UC Davis

Cardiotoxicity risks in the form cardiac arrhythmias prevent new drug candidates to advance from pre-clinical development. One measure of this risk is the prolongation of the QT interval on the electrocardiogram (ECG) - a surrogate marker for abnormal electrical activity and a potential precursor for fatal ventricular arrhythmias.

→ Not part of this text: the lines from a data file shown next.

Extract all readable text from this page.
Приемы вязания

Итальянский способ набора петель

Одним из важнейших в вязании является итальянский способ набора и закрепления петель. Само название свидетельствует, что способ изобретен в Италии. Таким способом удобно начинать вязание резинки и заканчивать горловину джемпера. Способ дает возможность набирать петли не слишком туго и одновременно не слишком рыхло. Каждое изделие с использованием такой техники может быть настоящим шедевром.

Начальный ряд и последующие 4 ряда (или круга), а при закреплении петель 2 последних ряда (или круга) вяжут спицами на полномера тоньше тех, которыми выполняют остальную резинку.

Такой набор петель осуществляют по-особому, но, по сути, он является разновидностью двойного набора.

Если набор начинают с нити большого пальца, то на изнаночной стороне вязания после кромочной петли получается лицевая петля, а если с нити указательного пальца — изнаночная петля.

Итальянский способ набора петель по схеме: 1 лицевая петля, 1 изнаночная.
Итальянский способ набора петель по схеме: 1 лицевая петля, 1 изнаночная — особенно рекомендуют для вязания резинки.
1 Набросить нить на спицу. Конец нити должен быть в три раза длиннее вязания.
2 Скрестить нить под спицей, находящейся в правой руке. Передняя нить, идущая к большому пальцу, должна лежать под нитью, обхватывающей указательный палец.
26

A number of high-profile drug failures due to their cardiotoxicity have been attributed to drug interactions with the voltage-gated potassium channel Kv11.1, also known as the human Ether-a-go-go Related Gene Encoded Protein (or “hERG”), a cardiac ion transport protein largely responsible for the repolarization of the cardiac action potential and thus QT interval duration. Drugs from multiple classes block hERG channel and can cause QT interval prolongation and possibly arrhythmias. In this work we will focus on beta-blockers, which are used to treat cardiovascular disorders including some arrhythmias but inadvertently can be arrhythmogenic as well. One such drug molecule is d-sotalol, the dextrorotary stereoisomer of the beta-blocking anti-arrhythmic drug dl-sotalol, which proved to induce fatal arrhythmias due to hERG blockade in the “Survival with Oral D-Sotalol” clinical study. Sotalol is otherwise is formulated as a racemic beta blocker indicated for the treatment of arrhythmias like atrial fibrillation by blocking the activation of beta-adrenergic receptors, a target blocked only by the l-stereoisomer. Yet l-sotalol is as effective at blocking hERG as its dextrorotary counterpart. It seems that beta-blocking activity may attenuate arrhythmogenic risks posed by sotalol-induced QT prolongation, and experimental evidence supports this conclusion. However, the molecular mechanism that governs this selectivity on the beta-adrenergic receptor remains unknown. Here we examine stereospecific interactions of the stereoisomers of sotalol with the beta-adrenergic receptor subtypes β1 and β2, but not before examining hERG conduction and the nature of hERG channel blockade by sotalol. In pursuing this line of inquiry, we find that the while molecular dynamics simulations can support experimental evidence regarding hERG-blockade, assessing beta-blockade in the orthosteric ligand binding pocket of the beta-receptors using molecular docking approach, as opposed to molecular dynamics, falls short of recapitulating this physiological phenomenon.